Blue Lips e Patron Saint inauguraram o alinhamento, que também passou, entre outras, por Dance Anthem of 80’s, Firehood, Better, Ballad of a Politician, Samson, All the Rowboats, Two Birds, Us, Shaking Hands with the Man, The Party e,maispara ofinal e com participação massiva da assistência, Fidelity, com uma Regina emocionada, genuinamente surpreendida com o carinho do público, a agradecer música após música, de sorriso rasgado, num português esforçado mas muito bem conseguido.
“Isto por aqui é fantástico! Passei a tarde no castelo [de Sesimbra] e adorei! Estou muito contente por cá estar”, revelou, a dada altura, numa das poucas ocasiões em que se dirigiu, de forma menos subtil, ao público, que a contemplava, na sua simplicidade, embebecido.

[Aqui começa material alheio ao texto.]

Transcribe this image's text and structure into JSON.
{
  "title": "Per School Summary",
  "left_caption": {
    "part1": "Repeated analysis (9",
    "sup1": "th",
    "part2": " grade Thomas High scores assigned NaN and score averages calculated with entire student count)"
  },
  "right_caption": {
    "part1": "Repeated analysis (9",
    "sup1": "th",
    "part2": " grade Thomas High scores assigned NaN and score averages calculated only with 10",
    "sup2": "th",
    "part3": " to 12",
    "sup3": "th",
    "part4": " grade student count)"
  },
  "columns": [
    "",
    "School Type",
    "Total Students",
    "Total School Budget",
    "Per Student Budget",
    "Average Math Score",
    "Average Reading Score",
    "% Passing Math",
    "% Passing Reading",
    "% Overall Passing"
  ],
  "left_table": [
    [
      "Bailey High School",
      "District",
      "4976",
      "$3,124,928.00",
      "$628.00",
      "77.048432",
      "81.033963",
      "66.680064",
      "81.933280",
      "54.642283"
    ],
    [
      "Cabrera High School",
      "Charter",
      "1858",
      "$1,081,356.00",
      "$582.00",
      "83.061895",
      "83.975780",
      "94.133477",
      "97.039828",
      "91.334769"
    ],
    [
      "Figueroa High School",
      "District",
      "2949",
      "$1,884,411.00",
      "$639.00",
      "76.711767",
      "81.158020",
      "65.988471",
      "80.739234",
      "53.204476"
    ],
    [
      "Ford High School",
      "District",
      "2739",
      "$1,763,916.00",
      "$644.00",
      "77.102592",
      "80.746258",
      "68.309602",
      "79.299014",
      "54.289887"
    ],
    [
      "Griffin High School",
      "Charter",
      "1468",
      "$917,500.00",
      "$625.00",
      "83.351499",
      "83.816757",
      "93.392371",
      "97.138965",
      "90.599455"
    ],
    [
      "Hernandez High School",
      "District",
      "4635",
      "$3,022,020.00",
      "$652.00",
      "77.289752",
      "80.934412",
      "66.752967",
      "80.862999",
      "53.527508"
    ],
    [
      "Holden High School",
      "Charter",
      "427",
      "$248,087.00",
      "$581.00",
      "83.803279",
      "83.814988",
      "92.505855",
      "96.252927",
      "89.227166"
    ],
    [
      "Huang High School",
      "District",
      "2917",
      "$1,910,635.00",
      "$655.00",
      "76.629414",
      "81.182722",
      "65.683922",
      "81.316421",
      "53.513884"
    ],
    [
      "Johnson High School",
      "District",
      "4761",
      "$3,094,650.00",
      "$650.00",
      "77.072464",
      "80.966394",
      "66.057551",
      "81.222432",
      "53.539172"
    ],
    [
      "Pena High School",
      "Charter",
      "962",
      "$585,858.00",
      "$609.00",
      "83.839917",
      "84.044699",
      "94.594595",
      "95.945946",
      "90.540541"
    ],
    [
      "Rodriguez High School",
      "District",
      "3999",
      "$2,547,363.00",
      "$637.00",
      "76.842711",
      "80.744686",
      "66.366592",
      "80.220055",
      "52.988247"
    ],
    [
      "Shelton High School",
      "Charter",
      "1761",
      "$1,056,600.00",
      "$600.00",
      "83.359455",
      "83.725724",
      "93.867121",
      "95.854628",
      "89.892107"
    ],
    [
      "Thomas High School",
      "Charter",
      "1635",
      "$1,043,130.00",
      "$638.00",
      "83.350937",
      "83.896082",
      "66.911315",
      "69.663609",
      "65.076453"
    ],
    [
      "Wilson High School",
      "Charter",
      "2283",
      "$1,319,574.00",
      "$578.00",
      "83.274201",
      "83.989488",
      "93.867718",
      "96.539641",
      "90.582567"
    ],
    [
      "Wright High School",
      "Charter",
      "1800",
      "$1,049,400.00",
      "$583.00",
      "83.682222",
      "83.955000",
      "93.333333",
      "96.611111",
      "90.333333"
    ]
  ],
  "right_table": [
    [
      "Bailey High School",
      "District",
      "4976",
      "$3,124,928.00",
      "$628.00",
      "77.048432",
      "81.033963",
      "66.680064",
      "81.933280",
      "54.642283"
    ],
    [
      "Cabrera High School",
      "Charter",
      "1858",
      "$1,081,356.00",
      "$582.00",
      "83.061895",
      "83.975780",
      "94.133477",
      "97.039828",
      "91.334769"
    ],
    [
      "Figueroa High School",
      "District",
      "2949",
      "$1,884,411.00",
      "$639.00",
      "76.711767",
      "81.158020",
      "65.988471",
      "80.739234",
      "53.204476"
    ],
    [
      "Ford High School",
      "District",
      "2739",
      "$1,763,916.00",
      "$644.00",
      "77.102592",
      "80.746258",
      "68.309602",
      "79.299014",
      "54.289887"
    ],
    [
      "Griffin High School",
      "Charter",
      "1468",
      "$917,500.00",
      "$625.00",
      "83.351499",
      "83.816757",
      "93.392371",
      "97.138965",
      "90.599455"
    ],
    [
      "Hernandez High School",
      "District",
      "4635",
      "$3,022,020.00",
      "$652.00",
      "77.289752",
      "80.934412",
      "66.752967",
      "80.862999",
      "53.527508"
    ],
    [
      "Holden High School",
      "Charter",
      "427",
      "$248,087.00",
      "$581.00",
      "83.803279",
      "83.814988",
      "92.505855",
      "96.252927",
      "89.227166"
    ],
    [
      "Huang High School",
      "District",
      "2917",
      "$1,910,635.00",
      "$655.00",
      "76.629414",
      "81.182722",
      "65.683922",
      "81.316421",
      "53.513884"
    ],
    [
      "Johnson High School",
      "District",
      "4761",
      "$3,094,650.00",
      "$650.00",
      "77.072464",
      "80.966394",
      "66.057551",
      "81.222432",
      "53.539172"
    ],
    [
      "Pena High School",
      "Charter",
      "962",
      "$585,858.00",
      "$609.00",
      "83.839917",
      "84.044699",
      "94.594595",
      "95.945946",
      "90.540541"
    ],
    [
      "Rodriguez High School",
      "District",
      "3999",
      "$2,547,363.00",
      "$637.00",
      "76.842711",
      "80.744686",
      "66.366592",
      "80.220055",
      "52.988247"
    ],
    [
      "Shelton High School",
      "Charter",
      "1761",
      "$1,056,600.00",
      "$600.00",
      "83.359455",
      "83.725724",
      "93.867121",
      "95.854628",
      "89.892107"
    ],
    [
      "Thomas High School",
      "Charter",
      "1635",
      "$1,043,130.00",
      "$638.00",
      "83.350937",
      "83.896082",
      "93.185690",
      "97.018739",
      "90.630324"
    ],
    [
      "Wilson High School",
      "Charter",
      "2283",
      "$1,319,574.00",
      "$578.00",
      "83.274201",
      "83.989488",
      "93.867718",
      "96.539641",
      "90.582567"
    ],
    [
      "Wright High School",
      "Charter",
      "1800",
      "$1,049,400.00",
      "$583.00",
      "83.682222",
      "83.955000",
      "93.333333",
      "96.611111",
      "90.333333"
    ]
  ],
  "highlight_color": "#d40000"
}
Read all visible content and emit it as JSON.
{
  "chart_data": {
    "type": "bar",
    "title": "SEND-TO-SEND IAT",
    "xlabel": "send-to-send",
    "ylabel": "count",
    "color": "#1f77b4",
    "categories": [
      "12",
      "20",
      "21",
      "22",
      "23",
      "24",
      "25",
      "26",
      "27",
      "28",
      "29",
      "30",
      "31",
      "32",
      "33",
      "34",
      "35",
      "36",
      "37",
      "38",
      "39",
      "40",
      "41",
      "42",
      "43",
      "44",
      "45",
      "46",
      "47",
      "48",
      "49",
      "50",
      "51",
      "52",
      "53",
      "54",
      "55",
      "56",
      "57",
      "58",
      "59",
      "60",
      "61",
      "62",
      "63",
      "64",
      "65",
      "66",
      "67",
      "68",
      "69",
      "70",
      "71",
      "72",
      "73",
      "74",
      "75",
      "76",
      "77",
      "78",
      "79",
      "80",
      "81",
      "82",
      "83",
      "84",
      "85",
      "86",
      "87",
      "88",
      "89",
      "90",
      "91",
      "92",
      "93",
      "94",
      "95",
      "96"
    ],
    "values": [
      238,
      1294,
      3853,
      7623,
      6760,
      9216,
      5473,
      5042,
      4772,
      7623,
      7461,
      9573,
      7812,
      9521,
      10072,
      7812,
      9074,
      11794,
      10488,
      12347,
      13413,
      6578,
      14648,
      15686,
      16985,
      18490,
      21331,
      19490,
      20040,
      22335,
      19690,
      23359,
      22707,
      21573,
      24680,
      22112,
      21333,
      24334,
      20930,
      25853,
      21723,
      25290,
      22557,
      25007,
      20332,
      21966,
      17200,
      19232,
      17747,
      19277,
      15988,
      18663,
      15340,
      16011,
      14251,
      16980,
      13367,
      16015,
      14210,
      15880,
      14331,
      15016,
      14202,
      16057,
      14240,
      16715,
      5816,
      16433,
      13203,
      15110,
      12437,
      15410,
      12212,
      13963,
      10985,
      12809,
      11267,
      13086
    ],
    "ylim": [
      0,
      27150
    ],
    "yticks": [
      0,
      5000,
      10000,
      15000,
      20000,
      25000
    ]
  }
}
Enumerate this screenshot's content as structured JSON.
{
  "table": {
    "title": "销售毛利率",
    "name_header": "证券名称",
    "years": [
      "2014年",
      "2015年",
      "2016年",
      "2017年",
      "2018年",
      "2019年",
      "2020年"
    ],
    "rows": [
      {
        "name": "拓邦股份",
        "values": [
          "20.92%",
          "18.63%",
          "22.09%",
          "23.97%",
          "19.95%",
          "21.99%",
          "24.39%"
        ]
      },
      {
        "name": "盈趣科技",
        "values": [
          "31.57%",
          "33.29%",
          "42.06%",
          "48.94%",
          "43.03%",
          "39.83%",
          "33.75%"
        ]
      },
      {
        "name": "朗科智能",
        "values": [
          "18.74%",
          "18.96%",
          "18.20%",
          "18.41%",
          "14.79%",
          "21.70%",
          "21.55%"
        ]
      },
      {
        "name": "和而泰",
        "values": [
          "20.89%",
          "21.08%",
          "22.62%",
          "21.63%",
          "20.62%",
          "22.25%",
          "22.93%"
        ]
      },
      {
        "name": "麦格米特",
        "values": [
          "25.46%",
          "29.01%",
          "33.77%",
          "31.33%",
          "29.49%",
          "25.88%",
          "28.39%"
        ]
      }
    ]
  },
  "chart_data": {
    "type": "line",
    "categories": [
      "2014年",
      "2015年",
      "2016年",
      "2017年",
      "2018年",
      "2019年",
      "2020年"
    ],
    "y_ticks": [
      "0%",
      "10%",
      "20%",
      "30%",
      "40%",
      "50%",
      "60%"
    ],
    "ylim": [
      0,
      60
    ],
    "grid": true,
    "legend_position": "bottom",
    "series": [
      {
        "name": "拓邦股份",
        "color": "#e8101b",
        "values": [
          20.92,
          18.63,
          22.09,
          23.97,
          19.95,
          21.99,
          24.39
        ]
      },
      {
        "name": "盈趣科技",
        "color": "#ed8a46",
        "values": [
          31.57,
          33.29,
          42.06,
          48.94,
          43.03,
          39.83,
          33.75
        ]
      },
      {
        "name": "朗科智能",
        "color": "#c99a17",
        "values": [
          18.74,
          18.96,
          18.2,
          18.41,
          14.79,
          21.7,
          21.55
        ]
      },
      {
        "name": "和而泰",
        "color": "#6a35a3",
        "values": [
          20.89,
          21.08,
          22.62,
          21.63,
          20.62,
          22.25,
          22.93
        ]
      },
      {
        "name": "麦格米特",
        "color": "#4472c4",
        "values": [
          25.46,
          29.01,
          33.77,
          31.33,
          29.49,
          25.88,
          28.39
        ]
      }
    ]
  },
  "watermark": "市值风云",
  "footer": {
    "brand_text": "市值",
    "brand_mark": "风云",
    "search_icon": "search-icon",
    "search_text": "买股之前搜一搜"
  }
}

Um concerto doce, alegre, cúmplice, que certamente fez as delícias de todos, menos dos que àquela hora já guardavam o seu lugar em frente ao palco secundário, para o espetáculo que se seguiria, ao som de Skrillex, um dos cabeças de cartaz do dia, cuja atuação passou, por motivos logísticos, para o segundo palco do certame.
E ao fim do terceiro dia de festividades o pó voltou em força à Herdade do Cabeço da Flauta. E Skrillex foi o responsável. Com o seu dubstep hardcore, que fundiu com músicas bem conhecidas de todos, entre as quais Sabotage, dos Beastie Boys, em jeito de homenagem a Adam Yauch, recentemente falecido, saciou as gerações mais catraias do festival, ansiosas pela atuação do DJ, que não pararam de dançar, sobrevoadas por animais insufláveis que muito fizeram lembrar os recentes concertos de LMFAO em Portugal, até Skrillex se despedir, sem não antes recordar, pela milésima vez: “My name is Skrillex”.